Charles V also ordered that his rooms be arranged around the existing palaces. In this way, an authentic suite was designed that had several rooms, including the bedrooms and an office. Very close by, and housed in the tower of Abu-I-Hayyay, is the room known as the Peinador de la Reina.
Other secondary courtyards are those of La Reja (17th century) and Lindaraja (16th century), which are much more like a Christian cloister and were built using columns from other earlier constructions. At the exit of the palaces, we enter the area of El Partal, where we find the remains of the Partal Palace (14th century), which was restored at the end of the 19th century after the additions to a house that had absorbed it were removed. The beautiful silhouette of the Las Damas Tower stands out in the complex.
El Partal Palace
Many more palaces, patios and masterpieces
In addition to the Palacios de Comares and Los Leones, the ruins of the Palace of Yusuf II, built in the early 15th century and resurfaced in the archaeological campaigns of the 20th century, can also be visited. It was the dwelling occupied by the governors of the Alhambra and was ruined from the 18th century onwards. In the vicinity starts the Paseo de las Torres, which can be seen among others of Los Picos (ss. XIII-XIV) and, especially, the Tower-Palace of La Cautiva (s. XIV) and Las Infantas (s. XV), scenarios of legends and traditions with beautiful views.
La Rauda or cemetery is accessible through a monumental entrance, with a striking dome located in an area very close to the Palacio de los Leones. The royal burials were there until Boabdil ordered them to be moved to the town of Mondújar.
The Convent dedicated to San Francisco (16th century), built from an earlier Nasrid palace, is today the headquarters of the Parador de Turismo. It is an excellent place to visit and have a drink in its bar or restaurant; it has a quality that is not offered by the excessively touristy hotels in the surrounding area.
From the city, you can reach the site through the Puerta de las Granadas (16th century) which leads directly to the Alhambra Woods, where you will find the Manuel de Falla Auditorium, named after the Cádiz composer who dedicated the first act of his work Noche en los Jardines de España to the Generalife. Next to the Puerta de la Justicia we find the extraordinary Pilar de Carlos V (16th century), an allegorical monument of the three rivers of the Granada plain: Darro, Beiro and Genil.

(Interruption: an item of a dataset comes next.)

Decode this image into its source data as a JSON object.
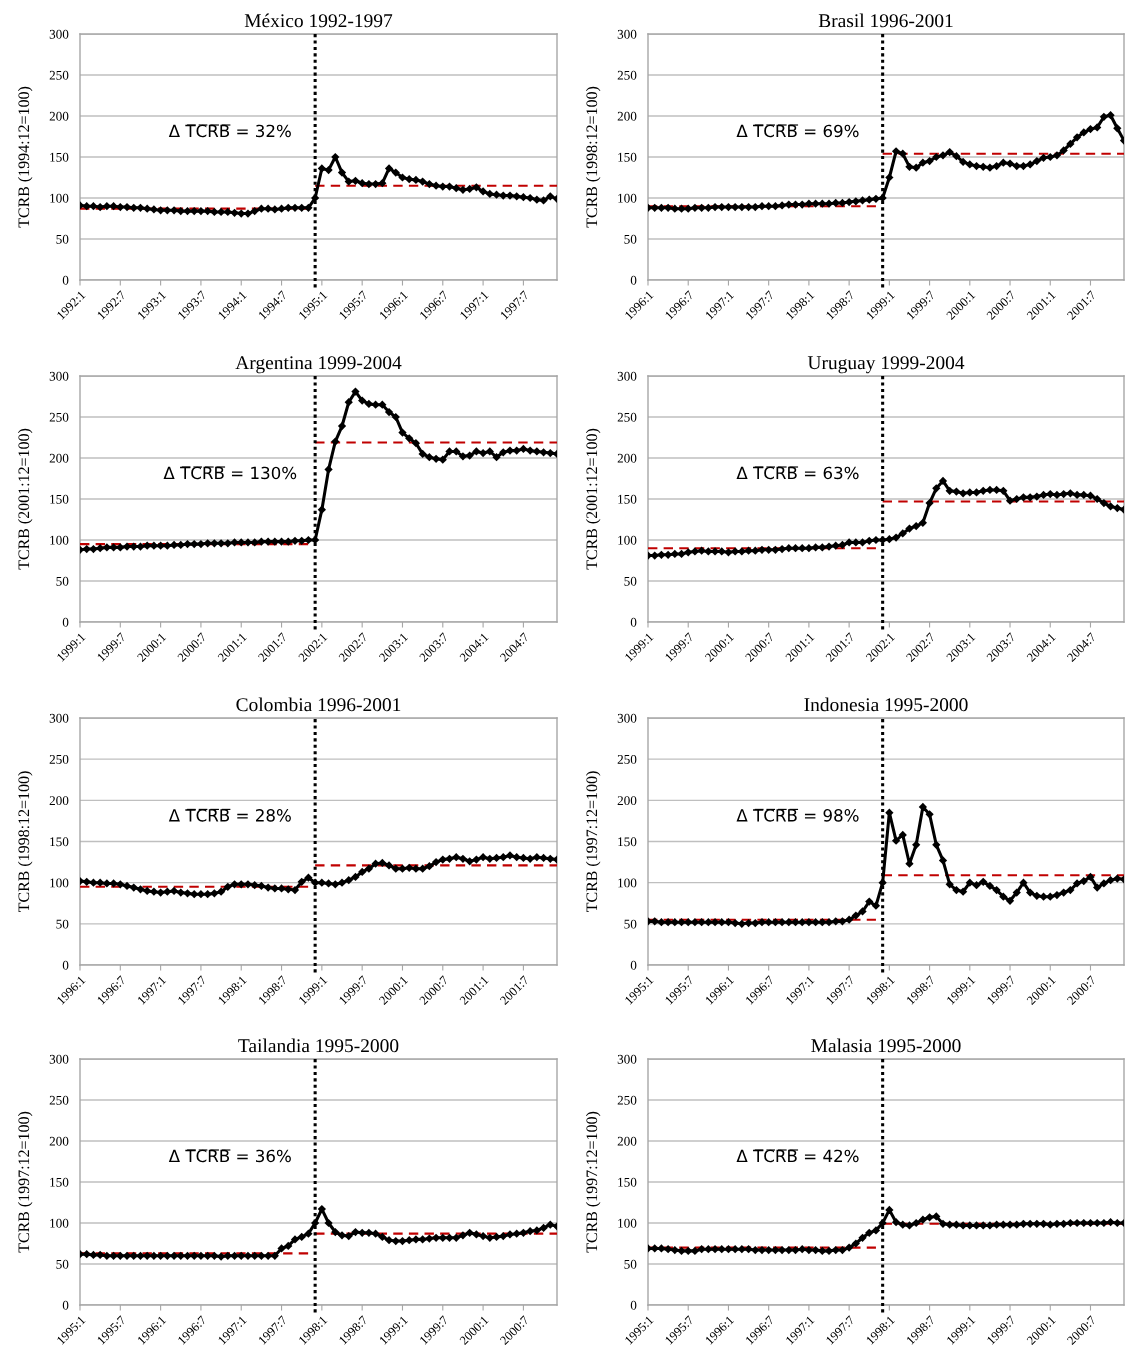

In 1931, an enclave known as Dar al-arusa was discovered in the garden area of the Generalife, in the so-called Cerro del Sol. These are the remains of a small palace with several rooms. In this area are the remains of the hydraulic engineering elements that supplied the palaces and the defensive and surveillance elements such as the so-called Silla del Moro. Later the fortification was used as a hermitage dedicated to Santa Elena.
Connected by a wall to the Alcazaba are the famous Torres Bermejas, three magnificent buildings whose origin can be traced back to the period of the Taifas kingdom (11th century).
Another curious enclave in the Alhambra’s surroundings is the extensive and ancient estate of the Carmen de los Catalanes. Next to the Manuel de Falla Auditorium is also the Carmen de los Mártires, a magnificent 19th century recreational estate with fountain gardens and even a lake.
When visiting the Generalife Palace, at whose feet there is a beautiful garden, one can perceive a less solemn atmosphere than that of the palaces of the neighbouring Alhambra. You enter the recreational estate through a spectacular Patio del Descabalgamiento, which indicates the existence of benches and terraces in this rugged terrain. A marble and tiled front gives access to the Patio de la Acequia, which was originally closed on all four sides. It is organised around a large canal with slender spouts; it leads to the different pavilions and rooms, among which the Sala Regia stands out.